In the spot market, the onshore yuan opened at 6.7098 per dollar and was changing hands at 6.7011 at midday, 57 pips firmer than the previous late session close.

Foreign investors continued to cut holdings in Chinese bonds in June but added positions in equities, bucking the trend in other emerging markets, the Institute of International Finance (IIF) said on Wednesday.

Wee Khoon Chong, senior market strategist for APAC at BNY Mellon Markets, said the foreign equity inflows in June suggested that easing of COVID-related restrictions fostered rebounds in credit and investment growth.

“This, in our view, suggests an encouraging return of foreign investors after a directionless first five months of 2022,” he said.

In global markets, the dollar index continued to hover at a 20-year high against a basket of major currencies, driven up by global recession worries and safe haven bid for the greenback.
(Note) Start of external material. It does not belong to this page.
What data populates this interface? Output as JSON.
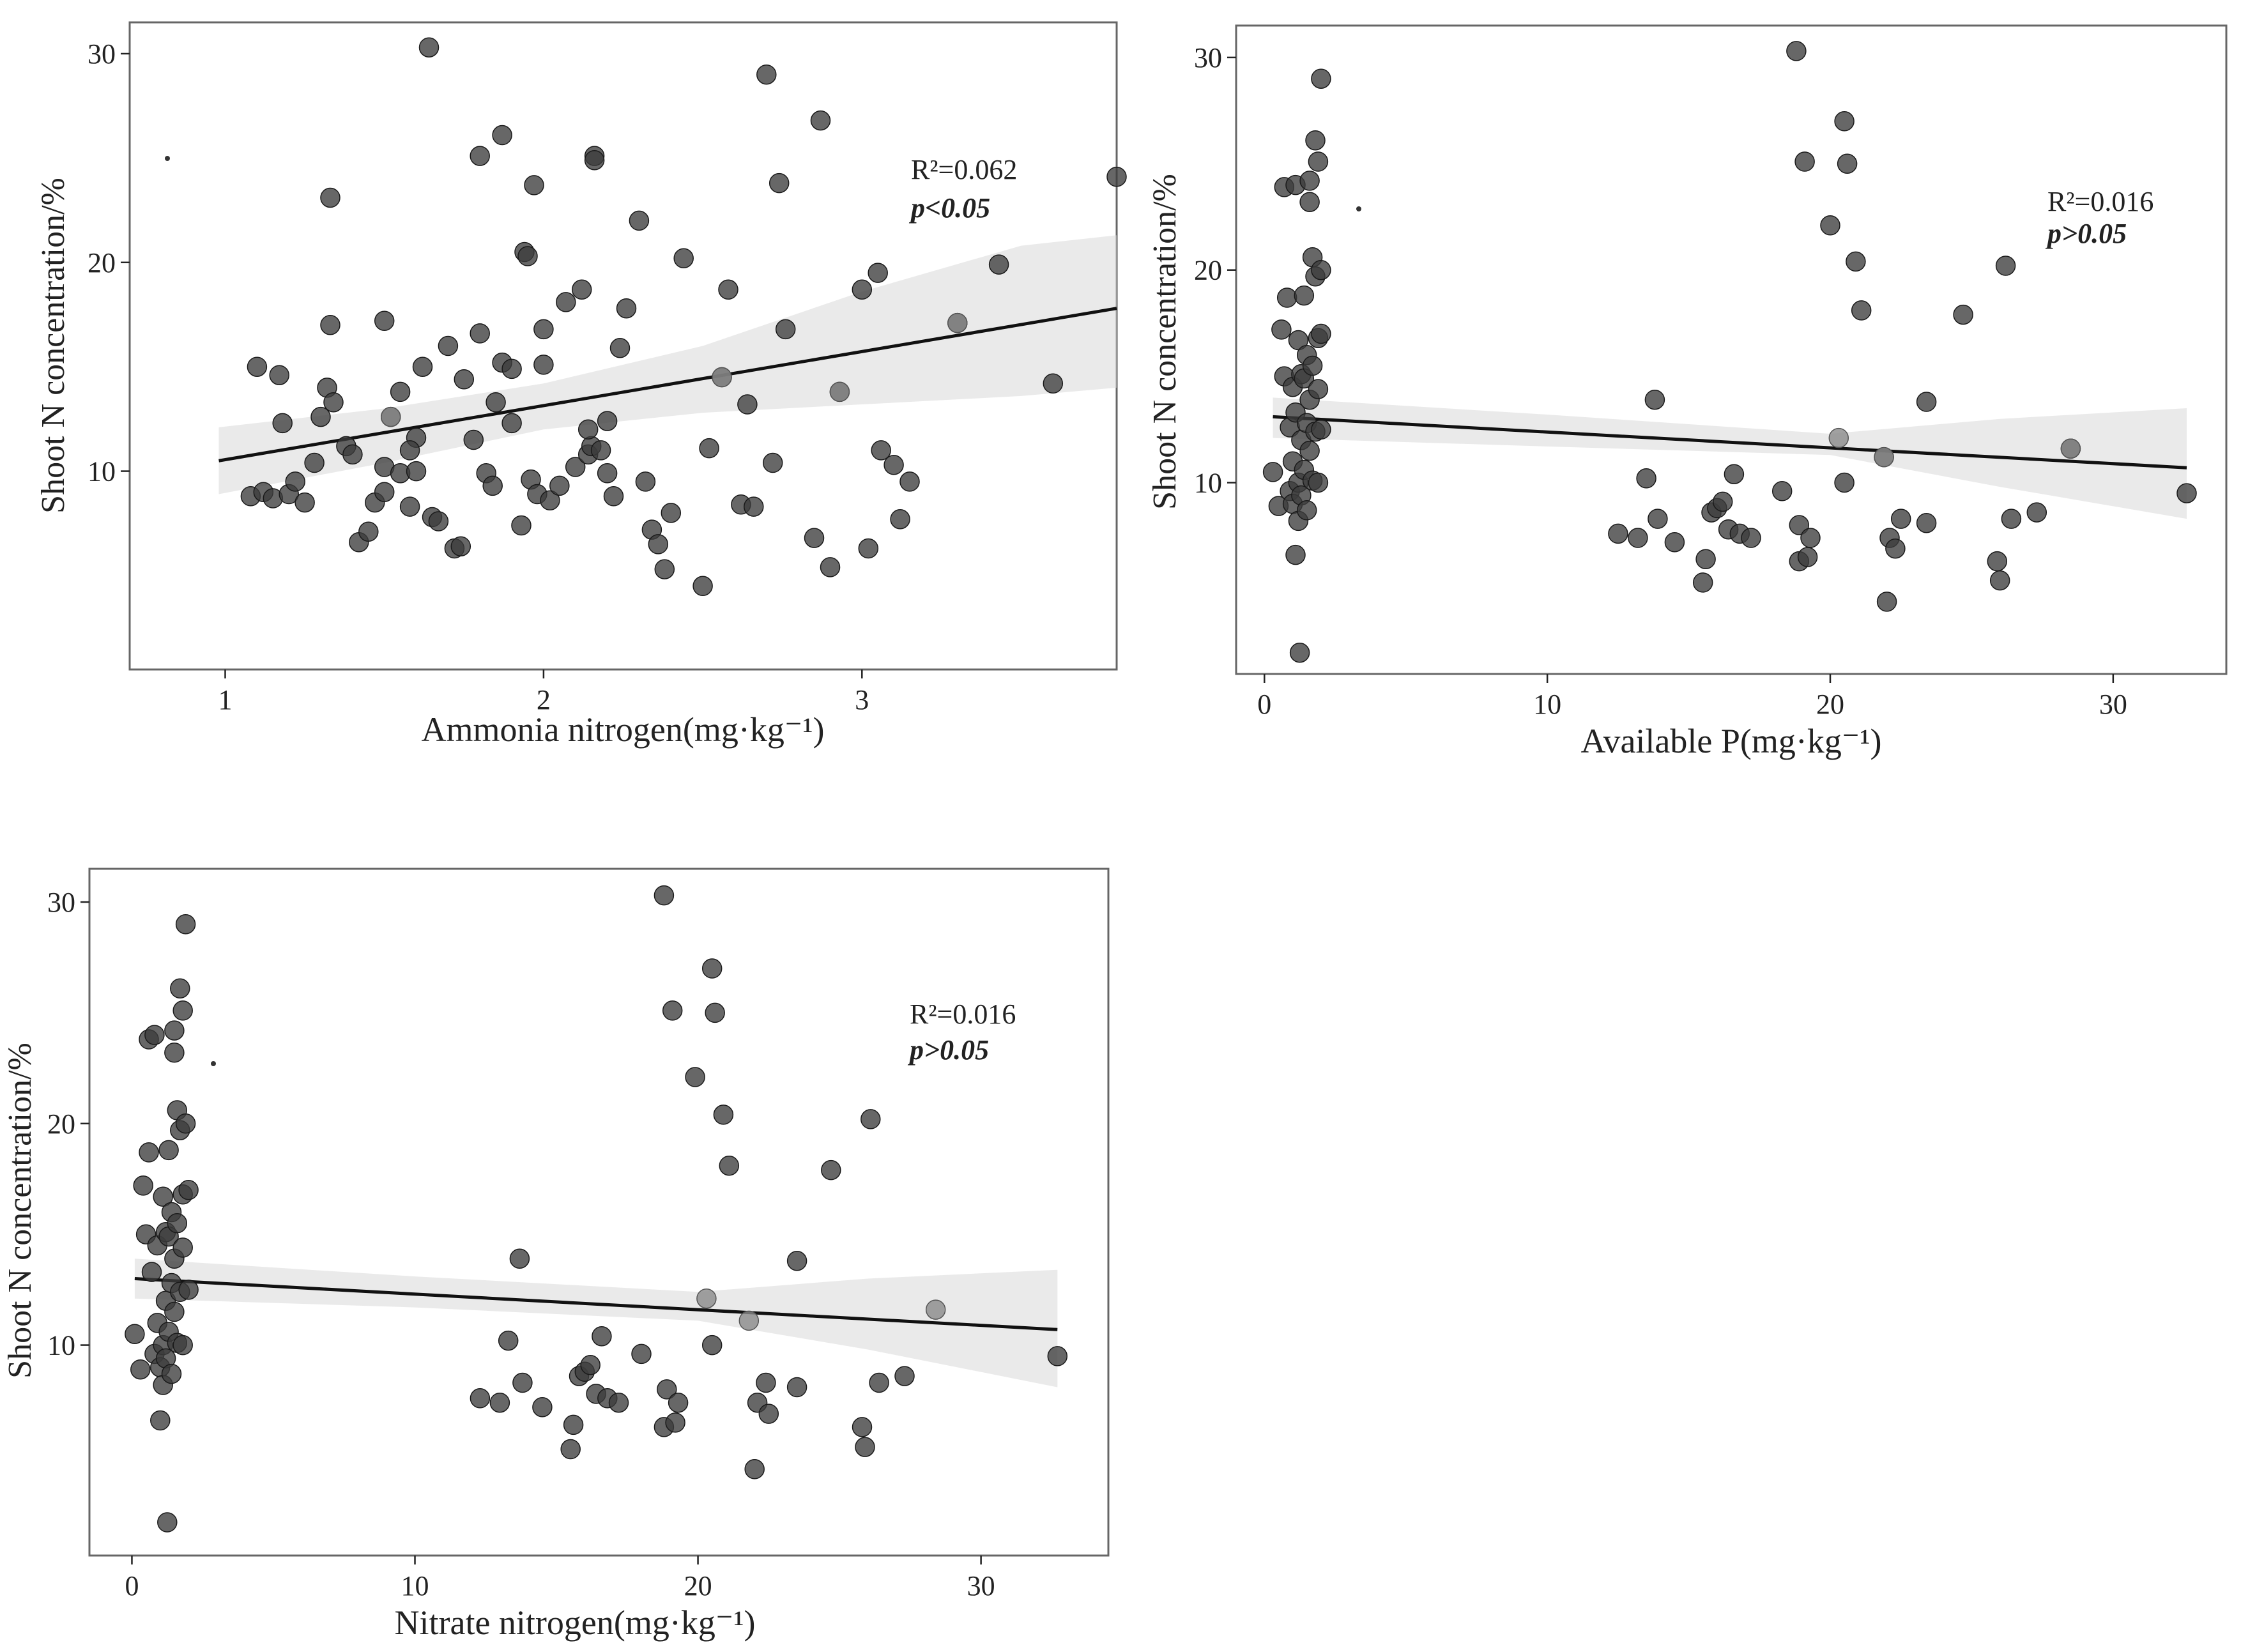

A deteriorating inflation situation and concern about lost faith in the Federal Reserve’s power to make it better prompted US central bank officials to rally around an outsized interest rate increase and a firm restatement of their intent to get prices under control, minutes of the June 14-15 policy meeting showed.

By midday, the global dollar index traded at 106.867, while the offshore yuan was trading at 6.7015 per dollar.